In 2021, a survey on diversity in the industry by She of the Sea, highlighted the disparity between female crews and their male counterparts. The team found that of 32,000 crew members, including those currently employed and those seeking work, only 28 percent were women and more shockingly, only 2.1 percent of captains were female.
She of the Sea was founded by Jenny Matthews in 2018 after she realised she had not worked with another female in the deck department. The company has evolved to look into diversity, inclusion, innovation and sustainability in the yacht industry. “We did this data collection to guide the programmes that we build. A really big challenge we encountered though was that although these organisations wanted to be involved, only 37 percent of the 57 companies actually had this data available.”
The gender imbalance with yacht crew is quite a staggering statistic, and really highlights the key issues faced in crew leadership roles. There is a very obvious gender imbalance across all roles with senior roles facing similar issues. She of the Sea found that only one in four women in the yachting industry occupy a senior position; to break this down, 3.9 percent are chief officers, 1.9 percent are captains.
Across the industry there are women thriving on the challenge of changing these statistics. To put these figures into perspective, according to SYT iQ out of the 1,209 active captains, only one percent are female. One of those is the 32.2-metre Sanlorenzo motor yacht Freddy’s captain, Kelly Gordon, who was introduced into yachting by a student while working as a chemistry professor. “I was intrigued from the moment that I stepped on board. I remember remarking, ‘I can drive this thing!’ to the captain and he challenged me to return the next day!”

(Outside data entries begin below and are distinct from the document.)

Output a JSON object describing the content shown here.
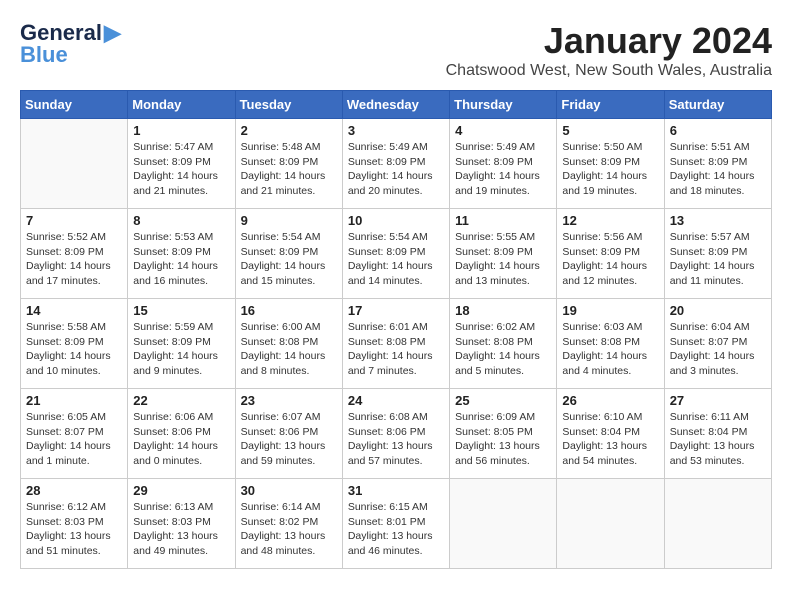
{
  "logo": {
    "general": "General",
    "blue": "Blue",
    "bird_unicode": "🐦"
  },
  "title": "January 2024",
  "subtitle": "Chatswood West, New South Wales, Australia",
  "days_header": [
    "Sunday",
    "Monday",
    "Tuesday",
    "Wednesday",
    "Thursday",
    "Friday",
    "Saturday"
  ],
  "weeks": [
    [
      {
        "num": "",
        "info": ""
      },
      {
        "num": "1",
        "info": "Sunrise: 5:47 AM\nSunset: 8:09 PM\nDaylight: 14 hours\nand 21 minutes."
      },
      {
        "num": "2",
        "info": "Sunrise: 5:48 AM\nSunset: 8:09 PM\nDaylight: 14 hours\nand 21 minutes."
      },
      {
        "num": "3",
        "info": "Sunrise: 5:49 AM\nSunset: 8:09 PM\nDaylight: 14 hours\nand 20 minutes."
      },
      {
        "num": "4",
        "info": "Sunrise: 5:49 AM\nSunset: 8:09 PM\nDaylight: 14 hours\nand 19 minutes."
      },
      {
        "num": "5",
        "info": "Sunrise: 5:50 AM\nSunset: 8:09 PM\nDaylight: 14 hours\nand 19 minutes."
      },
      {
        "num": "6",
        "info": "Sunrise: 5:51 AM\nSunset: 8:09 PM\nDaylight: 14 hours\nand 18 minutes."
      }
    ],
    [
      {
        "num": "7",
        "info": "Sunrise: 5:52 AM\nSunset: 8:09 PM\nDaylight: 14 hours\nand 17 minutes."
      },
      {
        "num": "8",
        "info": "Sunrise: 5:53 AM\nSunset: 8:09 PM\nDaylight: 14 hours\nand 16 minutes."
      },
      {
        "num": "9",
        "info": "Sunrise: 5:54 AM\nSunset: 8:09 PM\nDaylight: 14 hours\nand 15 minutes."
      },
      {
        "num": "10",
        "info": "Sunrise: 5:54 AM\nSunset: 8:09 PM\nDaylight: 14 hours\nand 14 minutes."
      },
      {
        "num": "11",
        "info": "Sunrise: 5:55 AM\nSunset: 8:09 PM\nDaylight: 14 hours\nand 13 minutes."
      },
      {
        "num": "12",
        "info": "Sunrise: 5:56 AM\nSunset: 8:09 PM\nDaylight: 14 hours\nand 12 minutes."
      },
      {
        "num": "13",
        "info": "Sunrise: 5:57 AM\nSunset: 8:09 PM\nDaylight: 14 hours\nand 11 minutes."
      }
    ],
    [
      {
        "num": "14",
        "info": "Sunrise: 5:58 AM\nSunset: 8:09 PM\nDaylight: 14 hours\nand 10 minutes."
      },
      {
        "num": "15",
        "info": "Sunrise: 5:59 AM\nSunset: 8:09 PM\nDaylight: 14 hours\nand 9 minutes."
      },
      {
        "num": "16",
        "info": "Sunrise: 6:00 AM\nSunset: 8:08 PM\nDaylight: 14 hours\nand 8 minutes."
      },
      {
        "num": "17",
        "info": "Sunrise: 6:01 AM\nSunset: 8:08 PM\nDaylight: 14 hours\nand 7 minutes."
      },
      {
        "num": "18",
        "info": "Sunrise: 6:02 AM\nSunset: 8:08 PM\nDaylight: 14 hours\nand 5 minutes."
      },
      {
        "num": "19",
        "info": "Sunrise: 6:03 AM\nSunset: 8:08 PM\nDaylight: 14 hours\nand 4 minutes."
      },
      {
        "num": "20",
        "info": "Sunrise: 6:04 AM\nSunset: 8:07 PM\nDaylight: 14 hours\nand 3 minutes."
      }
    ],
    [
      {
        "num": "21",
        "info": "Sunrise: 6:05 AM\nSunset: 8:07 PM\nDaylight: 14 hours\nand 1 minute."
      },
      {
        "num": "22",
        "info": "Sunrise: 6:06 AM\nSunset: 8:06 PM\nDaylight: 14 hours\nand 0 minutes."
      },
      {
        "num": "23",
        "info": "Sunrise: 6:07 AM\nSunset: 8:06 PM\nDaylight: 13 hours\nand 59 minutes."
      },
      {
        "num": "24",
        "info": "Sunrise: 6:08 AM\nSunset: 8:06 PM\nDaylight: 13 hours\nand 57 minutes."
      },
      {
        "num": "25",
        "info": "Sunrise: 6:09 AM\nSunset: 8:05 PM\nDaylight: 13 hours\nand 56 minutes."
      },
      {
        "num": "26",
        "info": "Sunrise: 6:10 AM\nSunset: 8:04 PM\nDaylight: 13 hours\nand 54 minutes."
      },
      {
        "num": "27",
        "info": "Sunrise: 6:11 AM\nSunset: 8:04 PM\nDaylight: 13 hours\nand 53 minutes."
      }
    ],
    [
      {
        "num": "28",
        "info": "Sunrise: 6:12 AM\nSunset: 8:03 PM\nDaylight: 13 hours\nand 51 minutes."
      },
      {
        "num": "29",
        "info": "Sunrise: 6:13 AM\nSunset: 8:03 PM\nDaylight: 13 hours\nand 49 minutes."
      },
      {
        "num": "30",
        "info": "Sunrise: 6:14 AM\nSunset: 8:02 PM\nDaylight: 13 hours\nand 48 minutes."
      },
      {
        "num": "31",
        "info": "Sunrise: 6:15 AM\nSunset: 8:01 PM\nDaylight: 13 hours\nand 46 minutes."
      },
      {
        "num": "",
        "info": ""
      },
      {
        "num": "",
        "info": ""
      },
      {
        "num": "",
        "info": ""
      }
    ]
  ]
}
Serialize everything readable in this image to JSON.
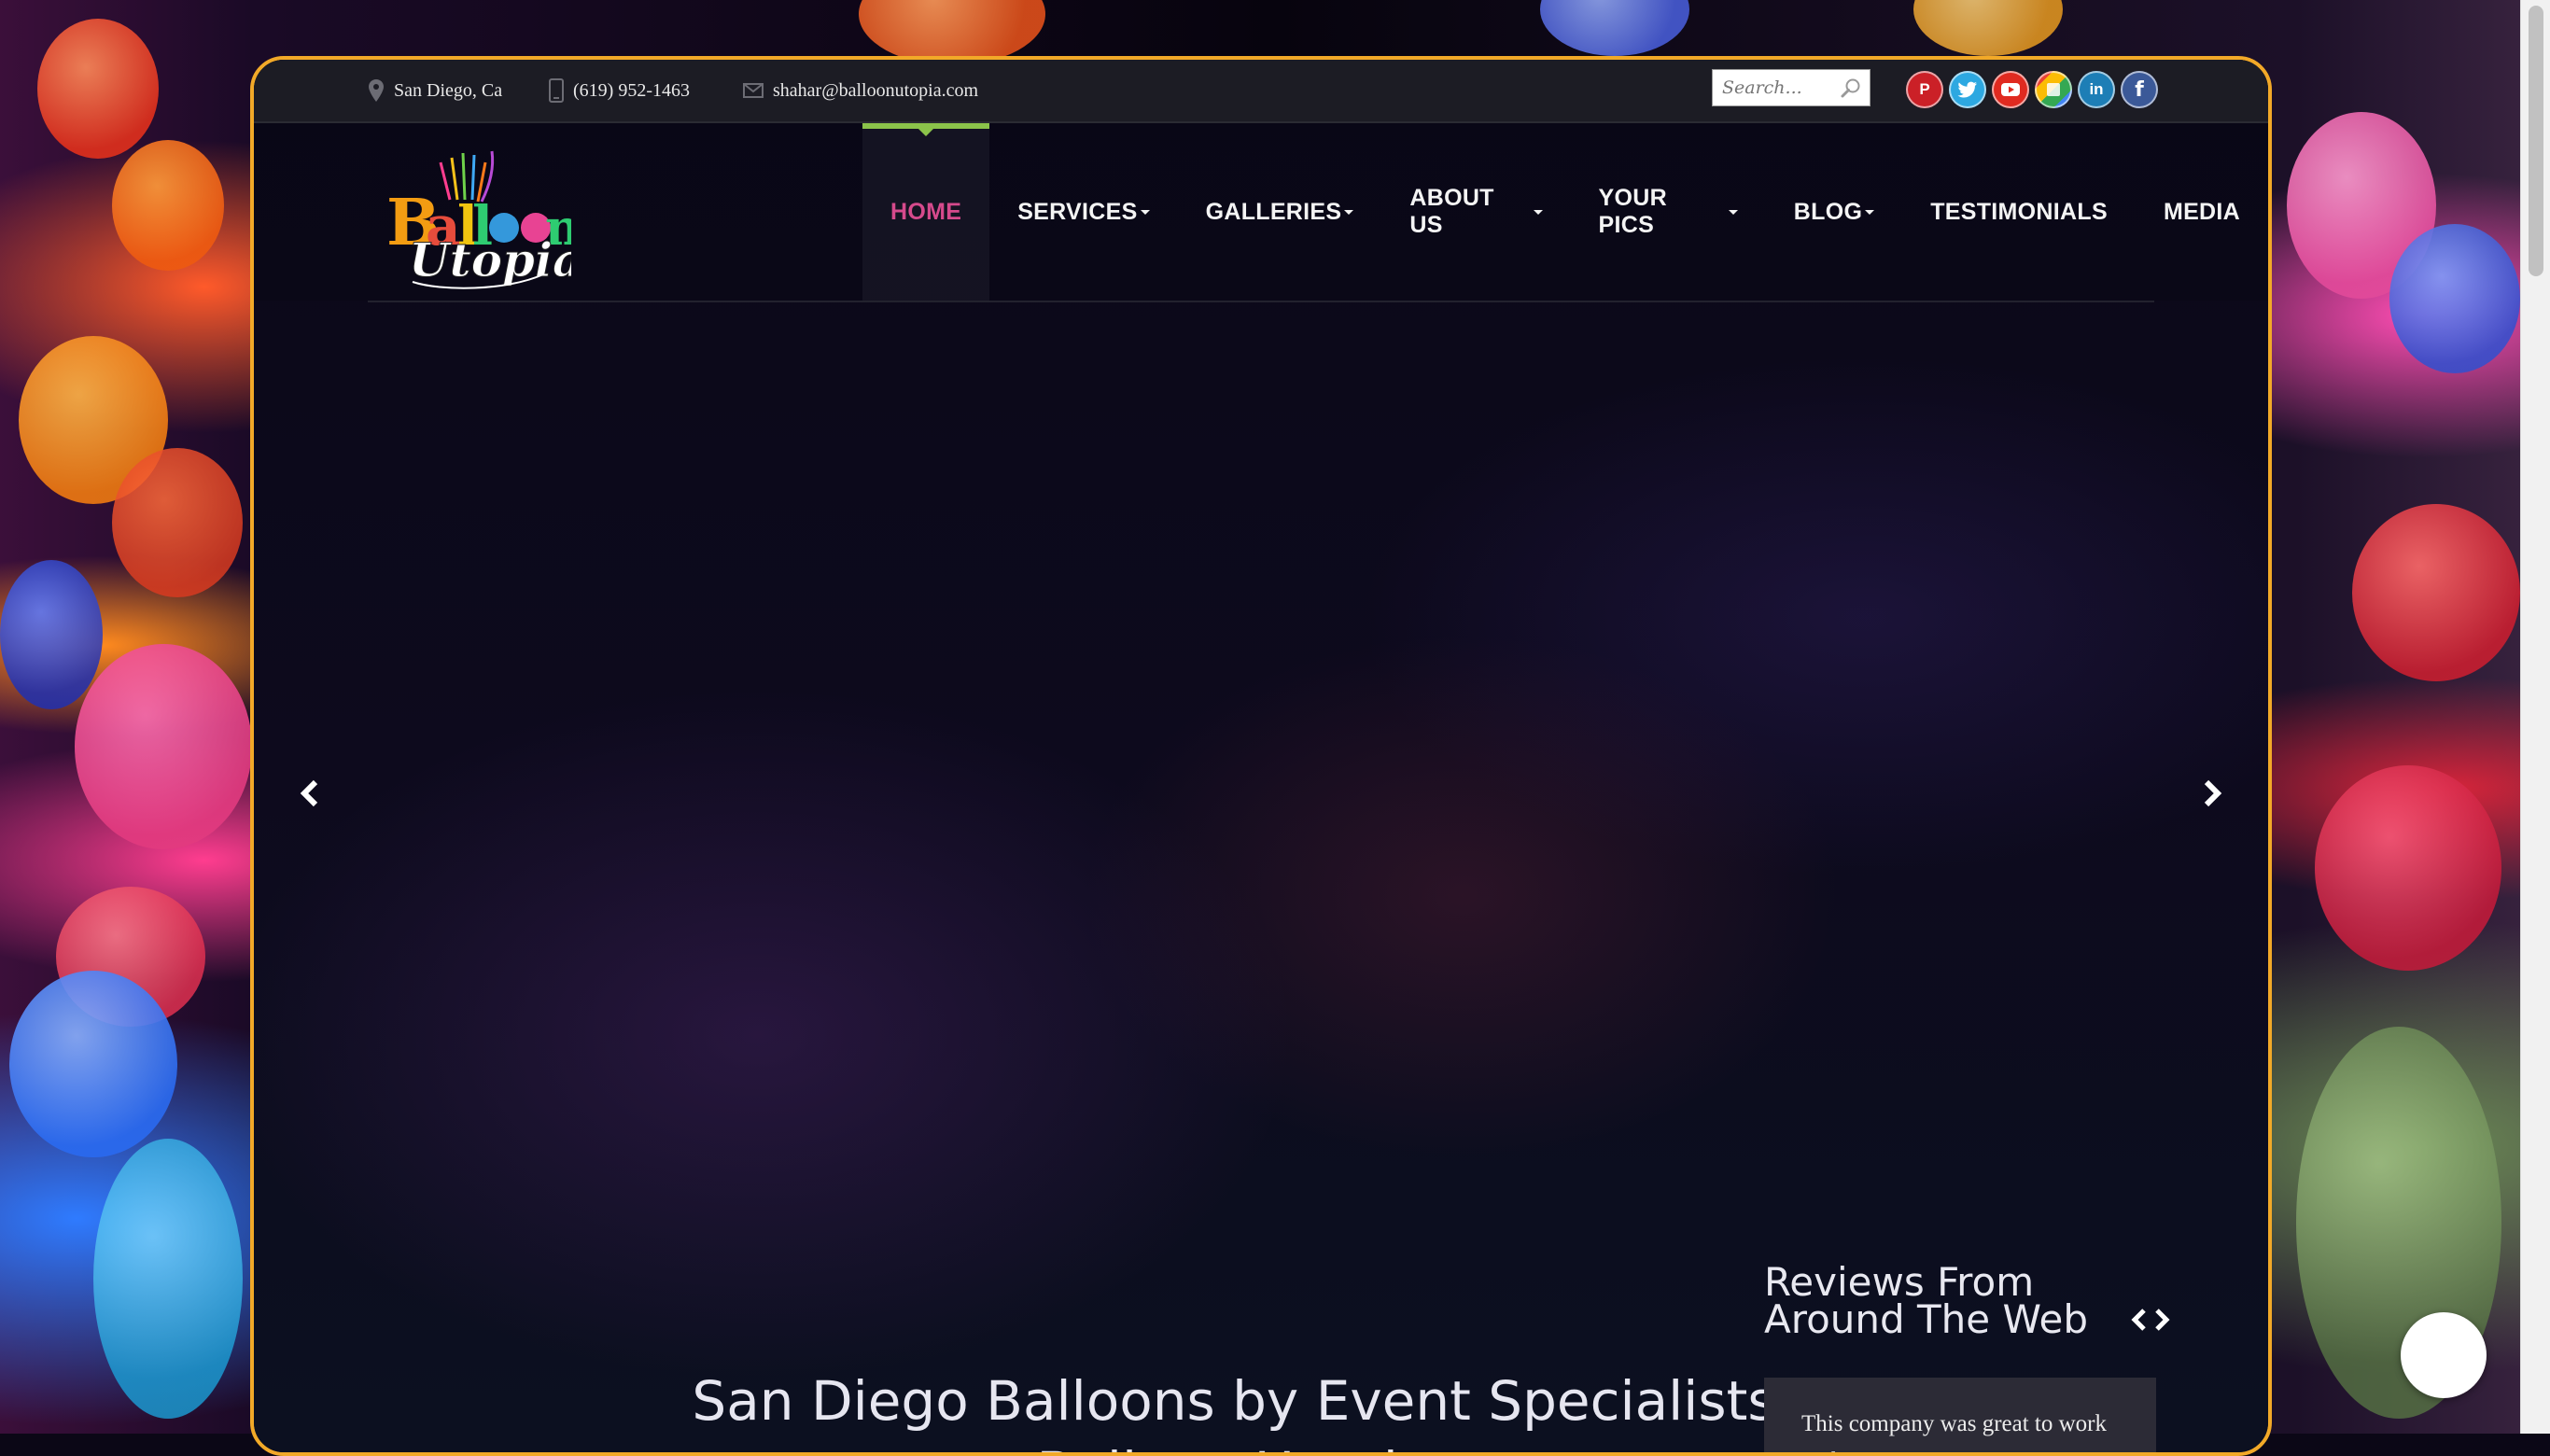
{
  "topbar": {
    "location": "San Diego, Ca",
    "phone": "(619) 952-1463",
    "email": "shahar@balloonutopia.com"
  },
  "search": {
    "placeholder": "Search..."
  },
  "socials": [
    {
      "name": "pinterest-icon",
      "color": "#cb2027"
    },
    {
      "name": "twitter-icon",
      "color": "#2da8e1"
    },
    {
      "name": "youtube-icon",
      "color": "#e02a20"
    },
    {
      "name": "google-photos-icon",
      "color": "#f4b400"
    },
    {
      "name": "linkedin-icon",
      "color": "#1d7eb6"
    },
    {
      "name": "facebook-icon",
      "color": "#3b5998"
    }
  ],
  "logo": {
    "line1": "Balloon",
    "line2": "Utopia"
  },
  "nav": {
    "items": [
      {
        "label": "HOME",
        "active": true,
        "dropdown": false
      },
      {
        "label": "SERVICES",
        "dropdown": true
      },
      {
        "label": "GALLERIES",
        "dropdown": true
      },
      {
        "label": "ABOUT US",
        "dropdown": true
      },
      {
        "label": "YOUR PICS",
        "dropdown": true
      },
      {
        "label": "BLOG",
        "dropdown": true
      },
      {
        "label": "TESTIMONIALS",
        "dropdown": false
      },
      {
        "label": "MEDIA",
        "dropdown": false
      }
    ]
  },
  "hero": {
    "line1": "San Diego Balloons by Event Specialists",
    "line2": "Balloon Utopia"
  },
  "reviews": {
    "title": "Reviews From Around The Web",
    "text": "This company was great to work with. My organization was"
  },
  "colors": {
    "frame_border": "#f2a928",
    "active_nav": "#d64a8c",
    "active_indicator": "#8bc34a"
  }
}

Kelly knew nothing about boats before this moment and it became clear pretty early on that she was in a male dominated industry. “I am quite determined and when I set a goal, I reach it. Before long, the men in the industry became my greatest assets and support! I think that as more and more women show up and succeed in male dominated roles it just opens the doors for other women that might need a little nudge to pursue their dream.”